Over the past decade, the TE12 has been drafted at an average pick of 116.6 overall while the average QB12 has been selected at 93.0 overall. The RB24 has held an ADP of 64.5 overall and the WR36 an ADP of 92.3 (the WR24 at 58.1).

If your baseline player at the position in terms of generating your value system is being selected that much later than the baseline at another position then you are forfeiting part of your edge gained by being forced to take on -and be correct on – players that fall below those value-generated baselines at other positions.  There is the conundrum you will face when drafting a quarterback or tight end — positions where you only start one player — early in drafts, since you will then have to forego selecting a running back or wide receiver with that draft pick and sacrifice some of the supply that meets the demand for your league’s starting requirements. This is also why value-based drafting models tend to produce teams that offer less overall upside, since they are inherently cautious on positional leverage over draft cost.  If you can land a Travis Kelce, then things are gravy. But missing with a selection of George Kittle or Zach Ertz at a high draft cost like last season puts you in an extra bind since you are inherently chasing the running back and wide receiver positions throughout the draft.

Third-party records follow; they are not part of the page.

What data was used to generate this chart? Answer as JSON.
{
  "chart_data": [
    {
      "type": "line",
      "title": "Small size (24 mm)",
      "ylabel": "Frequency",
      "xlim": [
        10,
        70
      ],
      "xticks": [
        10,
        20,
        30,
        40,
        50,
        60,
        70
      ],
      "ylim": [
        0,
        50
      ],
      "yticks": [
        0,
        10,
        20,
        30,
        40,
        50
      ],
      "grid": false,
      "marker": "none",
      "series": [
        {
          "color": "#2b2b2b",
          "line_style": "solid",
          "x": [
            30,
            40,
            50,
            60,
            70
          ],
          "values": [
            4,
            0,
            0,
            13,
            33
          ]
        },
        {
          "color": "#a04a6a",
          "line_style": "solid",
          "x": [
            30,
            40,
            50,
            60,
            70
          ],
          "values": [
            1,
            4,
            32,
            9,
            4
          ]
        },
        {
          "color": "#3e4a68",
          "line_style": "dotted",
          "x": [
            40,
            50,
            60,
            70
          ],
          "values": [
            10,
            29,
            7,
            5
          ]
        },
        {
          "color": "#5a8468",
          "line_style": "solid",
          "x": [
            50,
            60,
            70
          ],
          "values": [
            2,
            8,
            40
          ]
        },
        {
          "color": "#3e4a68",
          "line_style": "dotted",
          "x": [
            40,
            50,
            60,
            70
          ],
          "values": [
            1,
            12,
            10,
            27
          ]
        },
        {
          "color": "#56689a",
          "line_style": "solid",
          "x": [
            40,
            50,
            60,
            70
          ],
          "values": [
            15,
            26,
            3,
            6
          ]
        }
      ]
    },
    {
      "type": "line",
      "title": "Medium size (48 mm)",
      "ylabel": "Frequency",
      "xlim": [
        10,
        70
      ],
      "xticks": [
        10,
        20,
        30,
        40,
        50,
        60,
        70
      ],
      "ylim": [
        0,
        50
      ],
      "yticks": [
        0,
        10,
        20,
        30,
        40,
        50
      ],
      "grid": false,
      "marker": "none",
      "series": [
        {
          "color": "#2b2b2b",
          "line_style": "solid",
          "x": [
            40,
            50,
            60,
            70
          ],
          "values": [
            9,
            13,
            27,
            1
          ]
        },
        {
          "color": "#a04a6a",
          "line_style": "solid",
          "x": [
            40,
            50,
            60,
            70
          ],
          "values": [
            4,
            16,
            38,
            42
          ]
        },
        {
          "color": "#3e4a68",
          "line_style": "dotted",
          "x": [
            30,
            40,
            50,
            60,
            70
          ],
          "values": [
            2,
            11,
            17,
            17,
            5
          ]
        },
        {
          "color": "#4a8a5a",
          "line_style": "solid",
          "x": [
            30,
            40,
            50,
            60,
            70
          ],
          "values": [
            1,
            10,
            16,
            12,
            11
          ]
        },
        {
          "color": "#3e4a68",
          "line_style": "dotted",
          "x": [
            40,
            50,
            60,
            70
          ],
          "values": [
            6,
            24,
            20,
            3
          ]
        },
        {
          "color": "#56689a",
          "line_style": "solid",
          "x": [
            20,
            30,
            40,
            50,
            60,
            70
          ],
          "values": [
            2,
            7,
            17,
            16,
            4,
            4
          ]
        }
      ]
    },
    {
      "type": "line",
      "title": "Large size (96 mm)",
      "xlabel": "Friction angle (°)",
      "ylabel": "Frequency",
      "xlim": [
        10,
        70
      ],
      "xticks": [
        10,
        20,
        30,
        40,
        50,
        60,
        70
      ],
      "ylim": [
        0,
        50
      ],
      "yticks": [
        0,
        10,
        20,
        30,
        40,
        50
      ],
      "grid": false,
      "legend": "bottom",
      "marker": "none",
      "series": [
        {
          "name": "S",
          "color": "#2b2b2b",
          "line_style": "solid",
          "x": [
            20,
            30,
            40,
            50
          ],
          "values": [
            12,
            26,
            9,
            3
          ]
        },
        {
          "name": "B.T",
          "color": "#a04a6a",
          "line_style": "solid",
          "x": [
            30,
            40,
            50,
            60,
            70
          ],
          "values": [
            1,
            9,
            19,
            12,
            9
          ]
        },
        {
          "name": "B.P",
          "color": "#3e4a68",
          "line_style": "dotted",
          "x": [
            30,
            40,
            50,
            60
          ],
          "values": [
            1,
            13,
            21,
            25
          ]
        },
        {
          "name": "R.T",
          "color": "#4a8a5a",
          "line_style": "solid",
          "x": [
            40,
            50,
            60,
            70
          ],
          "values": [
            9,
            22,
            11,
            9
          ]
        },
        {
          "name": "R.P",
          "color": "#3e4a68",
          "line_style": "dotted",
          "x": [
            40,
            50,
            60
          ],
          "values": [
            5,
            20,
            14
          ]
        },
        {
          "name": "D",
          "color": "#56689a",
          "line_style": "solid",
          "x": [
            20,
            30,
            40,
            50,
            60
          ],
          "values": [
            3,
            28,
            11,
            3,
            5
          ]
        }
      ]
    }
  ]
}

I can make more of a good case for early-round tight ends over quarterbacks, but that is the question you will have to ask yourself when looking to take an early-round plunge at those positions since you inherently need more backs and wideouts altogether. 

We were running dense here, so as TL;DR…

  • Wide receivers score more points than running backs outside of the very top of the position in any format that rewards receptions.
  • Top running backs provide the highest scoring leverage from a weekly and seasonal perspective out of all of the positions.
  • Wide receiver is the deepest scoring position in relation to matching the production of the top scorers at the position on a seasonal level.
  • Top tight ends provide a positional edge nearly on par with running backs and finding tight ends that stack starting-caliber scoring weeks is the rarest among all positions.
  • Top quarterbacks provide the lowest weekly advantage of all positions.